Excerpt from The Wisdom of Menopause
I will always remember the happiness of meeting and marrying my husband, a decision we made merely three months after we met. He was my surgical intern when I was a medical student at Dartmouth. He looked like a Greek god, and I was deeply flattered by his attention, especially since I wasn't at all sure I had what it took to attract such a handsome man with such an Ivy League, country club background. Something deep within me was moved by him beyond all reason, beyond anything I'd ever felt before with any other boyfriend. For the first five years of our marriage my knees shook whenever I saw him. There wasn't a force on this planet that could have talked me out of marrying him. I remember wanting to shout my love from the tops of tall buildings—an exuberance of feeling that was very uncharacteristic of the quiet, studious valedictorian of the Ellicottville Central School class of 1967.

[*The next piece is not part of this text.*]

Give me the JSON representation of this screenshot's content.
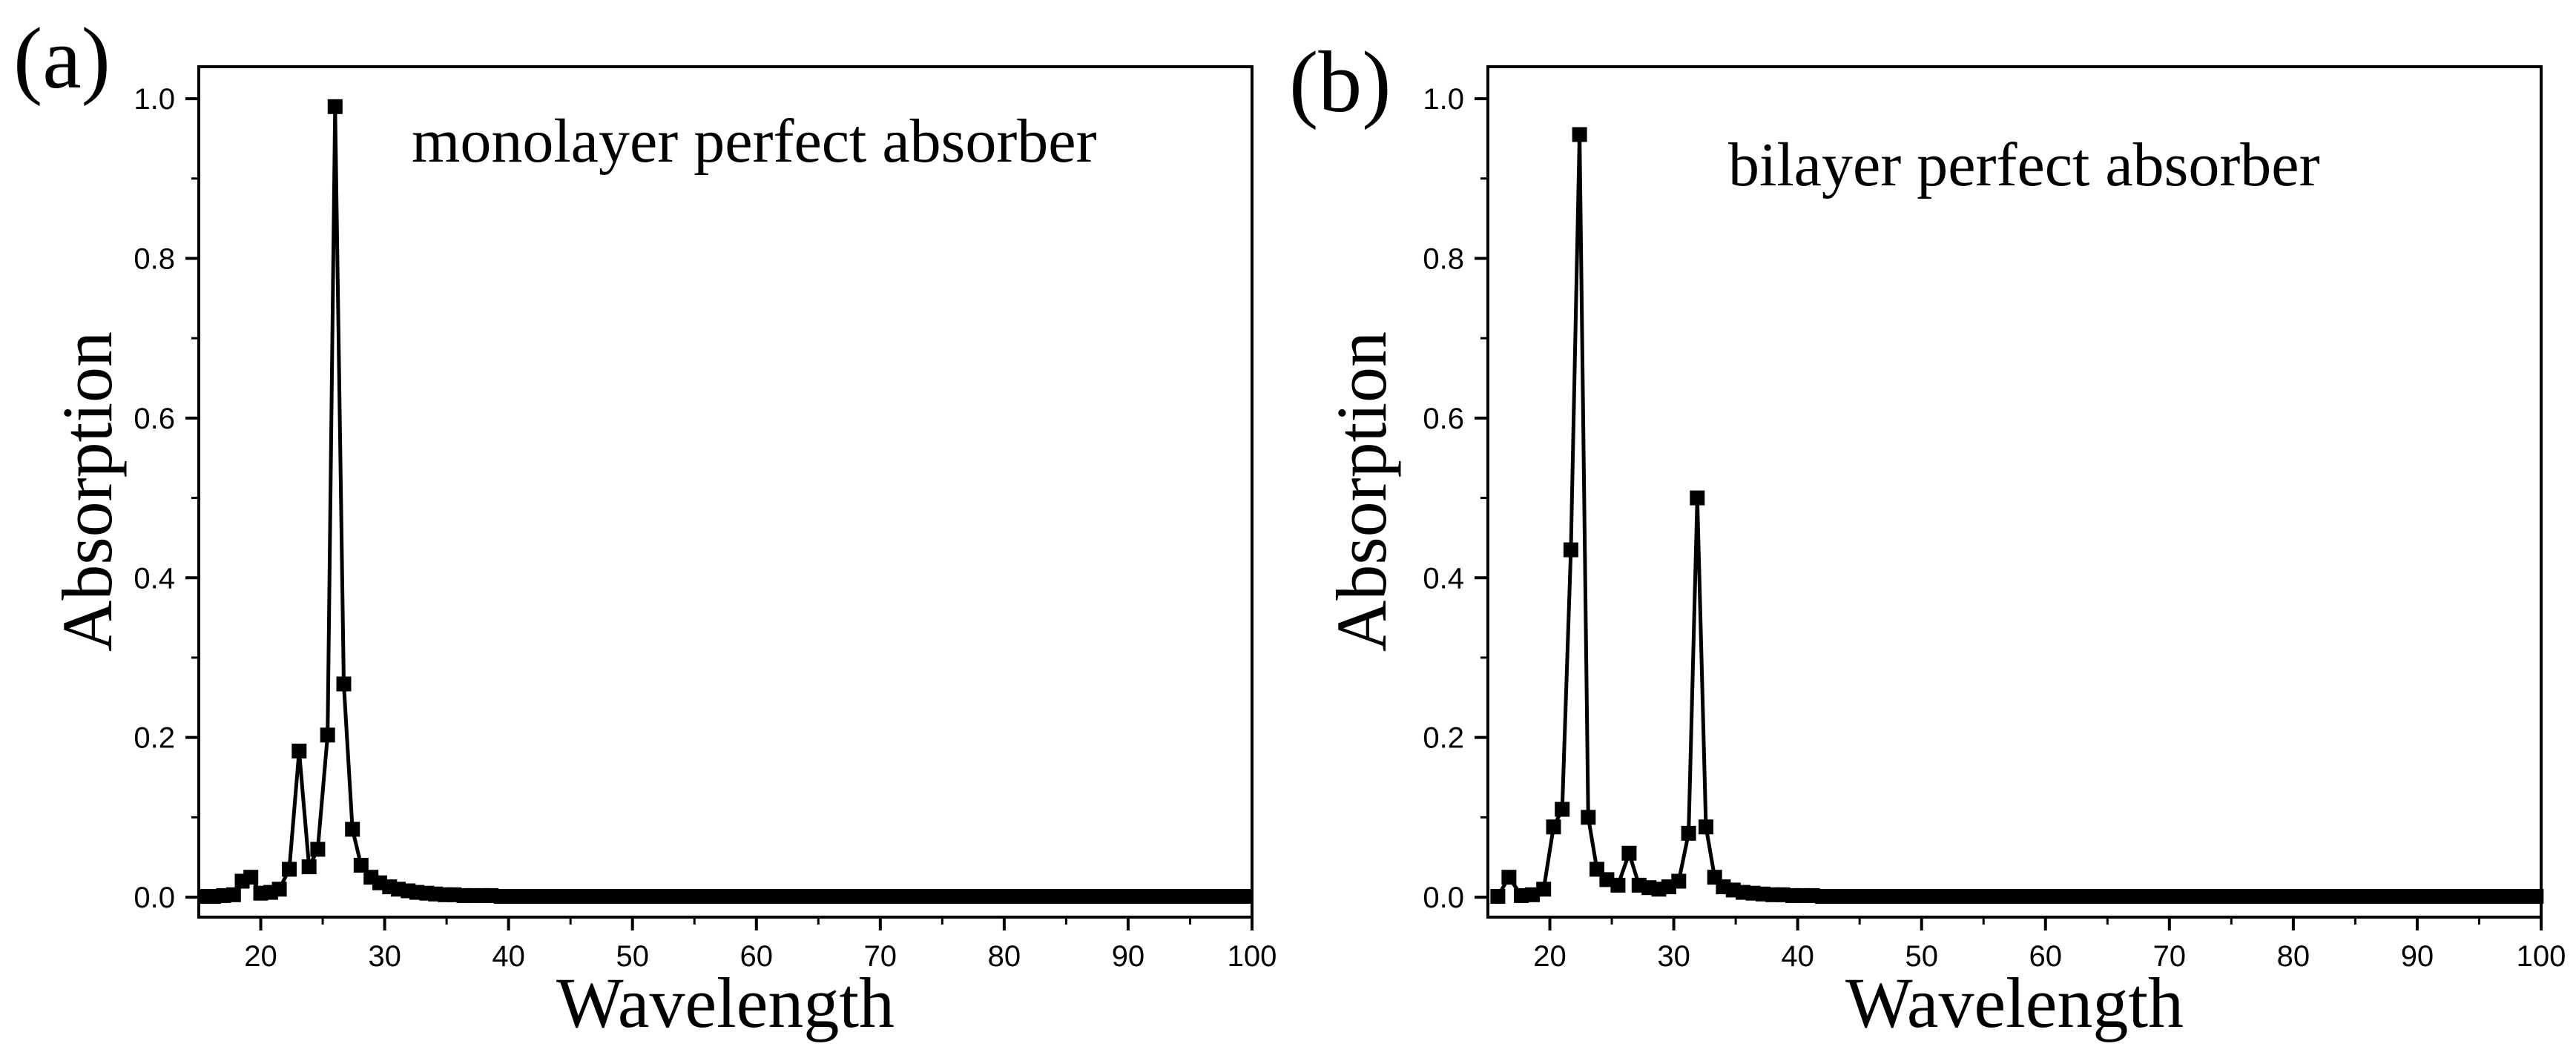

He, however, was considerably less eager to display his feelings. I couldn't help but notice during the years we were both immersed in our surgical training that my husband seemed uncomfortable relating to me when we were at work, and often appeared cold and distant when I'd try to show affection in that setting. This puzzled and hurt me, since I was always proud to introduce him to my patients when we happened to see each other outside of the operating room. But I told myself that this was because of the way he had been raised, and that with enough love and attention from me, he would become more responsive, more emotionally available.